ロスジェネ→下流中年→老害…痛めつけられてきた50代が『アンパンマン』に勇気をもらえる理由写真はイメージです Photo:PIXTA

「就職氷河期世代」「ロスジェネ」「第二次ベビーブーマー」など、さまざまな呼び名がある現在の50代。不遇の時代を過ごした彼らは、新たな一歩を踏み出す勇気が持てないでいるという。そんな50代が輝くために必要なヒントについて、労働社会学者の常見陽平氏が解説する。※本稿は、常見陽平『50代上等!理不尽なことは「週刊少年ジャンプ」から学んだ』(平凡社新書)の一部を抜粋・編集したものです。

老害、若害、ソフト老害…
広がる年齢ハラスメント

「老害」という言葉を使うのをやめましょう。もっと踏み込んでいうと、年長者を悪者扱いするのはやめましょう。

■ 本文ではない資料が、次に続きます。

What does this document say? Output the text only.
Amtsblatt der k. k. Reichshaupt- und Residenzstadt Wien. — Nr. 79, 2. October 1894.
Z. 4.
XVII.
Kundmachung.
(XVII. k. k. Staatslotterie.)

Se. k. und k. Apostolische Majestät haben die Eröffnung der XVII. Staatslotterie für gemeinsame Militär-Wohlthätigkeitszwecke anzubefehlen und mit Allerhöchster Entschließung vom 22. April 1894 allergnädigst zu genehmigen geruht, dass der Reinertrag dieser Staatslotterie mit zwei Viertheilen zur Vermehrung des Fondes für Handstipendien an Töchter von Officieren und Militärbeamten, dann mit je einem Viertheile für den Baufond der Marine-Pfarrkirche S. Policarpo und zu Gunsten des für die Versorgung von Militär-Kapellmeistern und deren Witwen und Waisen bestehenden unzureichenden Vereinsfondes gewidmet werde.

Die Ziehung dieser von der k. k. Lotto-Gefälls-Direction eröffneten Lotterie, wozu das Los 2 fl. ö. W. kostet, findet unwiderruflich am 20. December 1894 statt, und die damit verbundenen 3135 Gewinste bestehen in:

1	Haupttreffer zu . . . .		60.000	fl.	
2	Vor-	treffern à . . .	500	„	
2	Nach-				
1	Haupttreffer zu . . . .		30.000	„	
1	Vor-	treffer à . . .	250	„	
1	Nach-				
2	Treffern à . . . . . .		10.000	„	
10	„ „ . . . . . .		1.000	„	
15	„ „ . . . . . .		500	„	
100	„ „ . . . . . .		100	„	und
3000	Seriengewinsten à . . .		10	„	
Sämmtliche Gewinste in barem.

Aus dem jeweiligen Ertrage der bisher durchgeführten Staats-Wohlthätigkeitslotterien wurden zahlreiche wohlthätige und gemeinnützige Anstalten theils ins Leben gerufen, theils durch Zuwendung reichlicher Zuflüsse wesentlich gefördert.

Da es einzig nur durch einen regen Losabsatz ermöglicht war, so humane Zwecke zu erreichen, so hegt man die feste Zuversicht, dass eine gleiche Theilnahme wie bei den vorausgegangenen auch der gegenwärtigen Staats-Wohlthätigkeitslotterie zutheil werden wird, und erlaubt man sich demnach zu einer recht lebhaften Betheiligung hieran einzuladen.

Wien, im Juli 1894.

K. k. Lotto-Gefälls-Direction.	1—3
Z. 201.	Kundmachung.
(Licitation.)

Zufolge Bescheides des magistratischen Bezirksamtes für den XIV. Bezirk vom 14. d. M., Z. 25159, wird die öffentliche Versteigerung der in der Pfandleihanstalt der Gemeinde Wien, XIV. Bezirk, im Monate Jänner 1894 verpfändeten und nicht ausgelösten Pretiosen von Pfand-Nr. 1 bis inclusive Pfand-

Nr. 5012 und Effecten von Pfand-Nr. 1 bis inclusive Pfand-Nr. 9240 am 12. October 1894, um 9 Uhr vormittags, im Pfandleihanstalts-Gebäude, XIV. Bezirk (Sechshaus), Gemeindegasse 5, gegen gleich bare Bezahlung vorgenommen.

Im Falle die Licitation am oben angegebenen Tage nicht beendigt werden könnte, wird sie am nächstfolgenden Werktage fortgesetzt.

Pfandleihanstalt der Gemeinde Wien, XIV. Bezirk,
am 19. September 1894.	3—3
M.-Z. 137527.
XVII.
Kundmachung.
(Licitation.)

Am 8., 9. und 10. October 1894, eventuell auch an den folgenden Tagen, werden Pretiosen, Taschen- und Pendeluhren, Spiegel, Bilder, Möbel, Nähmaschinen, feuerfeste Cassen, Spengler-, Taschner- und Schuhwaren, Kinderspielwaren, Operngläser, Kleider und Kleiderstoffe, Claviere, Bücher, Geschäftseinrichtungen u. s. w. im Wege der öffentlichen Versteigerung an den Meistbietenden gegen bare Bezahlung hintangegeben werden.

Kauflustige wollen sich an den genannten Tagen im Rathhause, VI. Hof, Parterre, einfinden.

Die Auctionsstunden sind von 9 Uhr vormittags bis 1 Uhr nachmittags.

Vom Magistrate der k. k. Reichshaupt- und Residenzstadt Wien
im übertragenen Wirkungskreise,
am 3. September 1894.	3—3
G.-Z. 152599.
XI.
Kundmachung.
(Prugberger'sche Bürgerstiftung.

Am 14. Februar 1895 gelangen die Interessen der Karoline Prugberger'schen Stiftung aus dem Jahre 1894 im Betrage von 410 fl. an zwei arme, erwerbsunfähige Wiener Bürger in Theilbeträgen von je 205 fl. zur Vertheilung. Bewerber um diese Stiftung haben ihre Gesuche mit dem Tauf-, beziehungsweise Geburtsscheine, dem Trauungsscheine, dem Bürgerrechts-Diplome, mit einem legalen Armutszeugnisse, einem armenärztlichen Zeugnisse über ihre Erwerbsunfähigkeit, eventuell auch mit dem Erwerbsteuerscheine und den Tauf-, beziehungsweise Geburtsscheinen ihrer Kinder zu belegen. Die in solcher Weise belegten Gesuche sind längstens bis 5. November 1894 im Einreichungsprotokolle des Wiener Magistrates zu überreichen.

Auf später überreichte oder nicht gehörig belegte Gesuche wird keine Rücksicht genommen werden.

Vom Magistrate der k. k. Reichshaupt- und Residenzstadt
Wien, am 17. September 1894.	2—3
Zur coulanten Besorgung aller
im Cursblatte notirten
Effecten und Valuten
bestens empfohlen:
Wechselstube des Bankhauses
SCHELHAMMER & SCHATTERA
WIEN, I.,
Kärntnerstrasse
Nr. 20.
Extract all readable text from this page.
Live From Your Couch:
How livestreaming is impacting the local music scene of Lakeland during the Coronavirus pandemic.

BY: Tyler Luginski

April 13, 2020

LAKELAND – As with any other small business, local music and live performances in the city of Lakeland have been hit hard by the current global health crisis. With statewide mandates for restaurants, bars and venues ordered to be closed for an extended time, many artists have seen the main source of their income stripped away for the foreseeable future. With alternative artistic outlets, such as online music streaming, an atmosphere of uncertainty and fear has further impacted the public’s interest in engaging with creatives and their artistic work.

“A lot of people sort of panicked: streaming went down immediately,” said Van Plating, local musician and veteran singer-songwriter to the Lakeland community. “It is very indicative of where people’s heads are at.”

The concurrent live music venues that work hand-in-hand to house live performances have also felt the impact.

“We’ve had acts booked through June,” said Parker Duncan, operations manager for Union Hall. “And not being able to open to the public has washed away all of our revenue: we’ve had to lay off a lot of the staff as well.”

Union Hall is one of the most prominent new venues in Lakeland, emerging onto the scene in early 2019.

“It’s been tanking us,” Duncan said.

 2024年に流行った言葉の1つに、「ソフト老害」というものがあります。「ソフト老害」は、20代後半~40代という年齢的には決して老いていない層が職場で老害化している現象を指します。「ソフト老害」が生まれるのは世代間ギャップのスパンが短く、細かくなっているからです。

 若い人ほど、多様なコミュニケーション手段を使いこなしますし、ハラスメントをはじめ、コンプライアンスについて、高い問題意識を持っています。

 それに対して、従来は「老害」とされなかったはずの年齢層の人が、今の常識を十分にアップデートできていないがゆえに「老害」と言われてしまっているわけです。これは年齢にとらわれず、能力次第で管理職に登用する人事制度が広がりつつあることの弊害でもあります。

 ですから、若くして出世してしまった人が、本当は「老害」の世代ではないのに、老害化することもあります。